The person she believes was a police officer is her best chance for a reunion, she says.

"In my head, I always thought it was an off-duty police officer that had stopped but to be honest I’m not sure," Baker-Davidson says. "I know he was plain clothed in an unmarked SUV and he had a light on the dash."

He was Caucasian and didn't have a discernible accent, she adds. The couple was also Caucasian with no memorable accent or barrier in communication, she says, but they could have been tourists.

"About them, specifically, I have very little memory," she says. "I can’t remember any faces. I’m very sure it was a man and a woman. I’m very sure they had a small car, for some reason I think it was blue, but I’m not positive on that detail."

Baker-Davidson remains hopeful someone will recognize the story, since it's a fairly dramatic one.

"The main details I have to go from is it happened on the Coquihalla just outside of Merritt on July 22, 2011," she says. "Hopefully there weren’t a lot of downed cyclists that day."

Her Facebook post has over 6,000 shares so far, and her story has been shared within the RCMP. She checked with the Merritt RCMP, but the incident isn't on file. A paramedic friend had a colleague reach out, though.

"I have a friend who is a paramedic who had another friend who is a paramedic reach out and said, 'Oh, I think I transported her,'" she says. "I’m waiting to get in touch with him."
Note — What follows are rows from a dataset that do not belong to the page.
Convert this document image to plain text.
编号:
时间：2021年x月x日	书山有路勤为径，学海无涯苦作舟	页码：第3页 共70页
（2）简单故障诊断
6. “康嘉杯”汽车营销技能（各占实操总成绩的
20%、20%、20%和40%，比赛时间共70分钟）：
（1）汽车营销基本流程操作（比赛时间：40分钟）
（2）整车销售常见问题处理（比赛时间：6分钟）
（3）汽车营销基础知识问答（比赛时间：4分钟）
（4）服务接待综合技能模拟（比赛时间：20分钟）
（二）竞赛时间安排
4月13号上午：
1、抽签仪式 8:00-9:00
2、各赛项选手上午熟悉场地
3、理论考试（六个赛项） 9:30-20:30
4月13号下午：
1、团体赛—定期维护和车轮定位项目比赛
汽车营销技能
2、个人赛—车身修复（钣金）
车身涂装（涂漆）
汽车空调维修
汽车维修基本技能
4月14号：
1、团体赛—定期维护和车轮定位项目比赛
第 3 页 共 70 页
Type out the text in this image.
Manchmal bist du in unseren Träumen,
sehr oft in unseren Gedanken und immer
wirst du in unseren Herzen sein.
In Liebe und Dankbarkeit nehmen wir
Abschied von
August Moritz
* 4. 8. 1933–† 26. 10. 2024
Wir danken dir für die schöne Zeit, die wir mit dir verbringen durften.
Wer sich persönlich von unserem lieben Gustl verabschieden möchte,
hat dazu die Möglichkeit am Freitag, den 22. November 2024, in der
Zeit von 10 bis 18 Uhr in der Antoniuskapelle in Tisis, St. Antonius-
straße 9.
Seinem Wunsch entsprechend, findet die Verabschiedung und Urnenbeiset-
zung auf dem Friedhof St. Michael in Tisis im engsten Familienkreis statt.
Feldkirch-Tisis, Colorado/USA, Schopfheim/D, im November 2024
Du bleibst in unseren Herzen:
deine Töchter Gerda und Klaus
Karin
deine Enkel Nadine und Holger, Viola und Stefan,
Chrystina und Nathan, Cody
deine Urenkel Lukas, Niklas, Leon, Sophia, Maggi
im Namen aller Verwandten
The post has also garnered hundreds of comments, many of which are stories from others talking about how strangers helped them. Some are from people who helped strangers and wonder how that person is doing today.

"So much of social media can be really negative and this has been such a positive outpouring," Baker-Davidson says.

That positivity is important right now, she adds.

"I feel like now I need to find them because we all need a feel-good story," she says.